Embracing Broad Responsibility for Securing Digital Infrastructure: AWS’s Approach to NIS 2 Compliance in the European Unionhe European Union

This presentation examines Amazon Web Services’ (AWS) comprehensive approach to meeting the European Union’s NIS 2 Directive (EU 2022/2555), which establishes strengthened cybersecurity requirements for essential and important entities across critical sectors. As digital infrastructure becomes increasingly vital to European societies, governments, and businesses, cloud service providers bear broad responsibility for ensuring robust security measures.

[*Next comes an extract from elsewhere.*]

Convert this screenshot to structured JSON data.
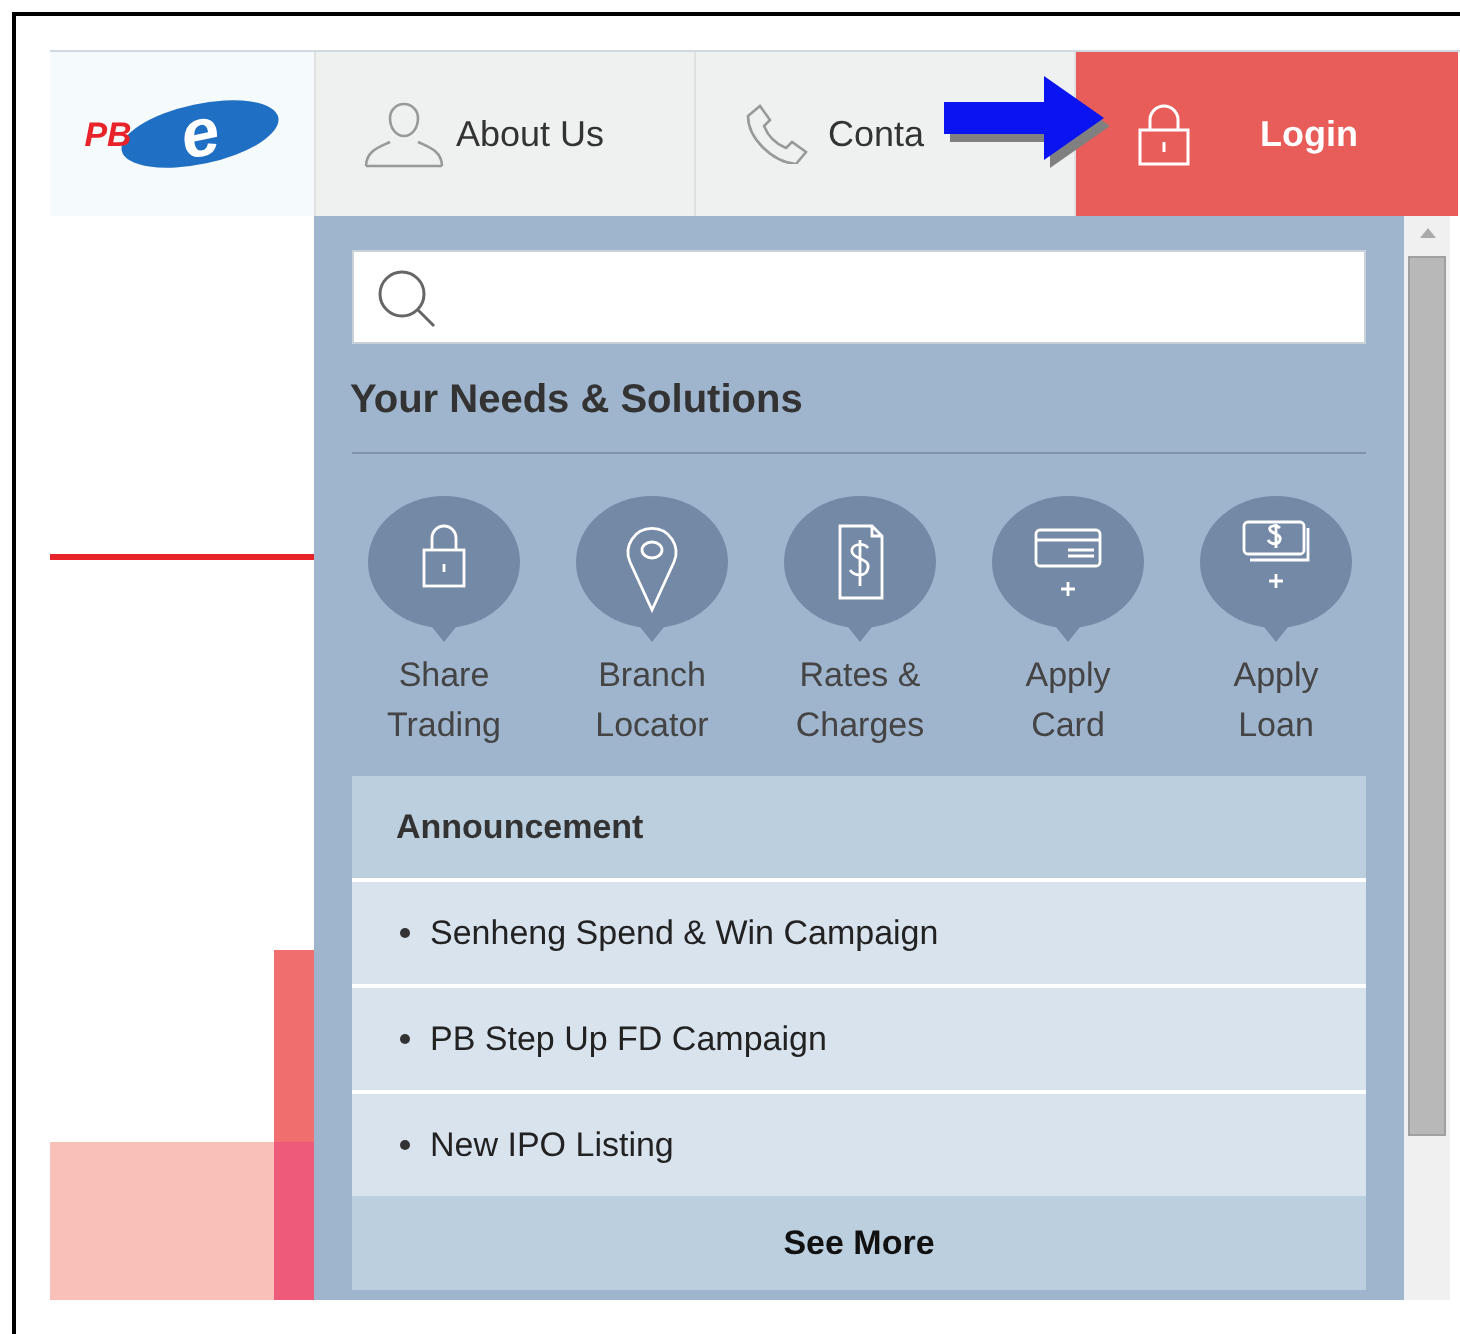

The research explores AWS’s implementation of risk-based cybersecurity controls covering the full security lifecycle: identification, protection, detection, response, recovery, and communication. Methodologies include analysis of AWS’s existing compliance frameworks (ISO 27001, C5, ENS High, HDS), examination of the AWS Shared Responsibility Model, and evaluation of technical capabilities that enable customers to meet NIS 2 obligations.

Key outcomes demonstrate how AWS addresses NIS 2 requirements through multiple mechanisms: over 150 independently audited security certifications, specialized European attestations, and comprehensive service offerings including AWS Security Hub, CloudTrail, Config, and Resilience Hub. The presentation highlights AWS’s proactive cooperation with national cybersecurity authorities through the Global Cloud Security Program (GCSP), including partnerships with Dutch NCSC-NL, Italian ACN, and Spanish CNI-CCN.

Expected applicability extends to essential and important entities navigating NIS 2 compliance, demonstrating practical implementation of governance measures, incident management, business continuity planning, supply chain security, and cryptographic controls. The updated NIS 2 Considerations for AWS Customers guide (December 2025) provides actionable mappings between Annex requirements and AWS capabilities, enabling proportionate control deployment.

This research contributes to understanding how cloud infrastructure providers can elevate cybersecurity standards across Europe while supporting customer resilience through security-by-design principles, comprehensive training programs, and collaborative engagement with regulatory authorities to build societal trust in digital environments.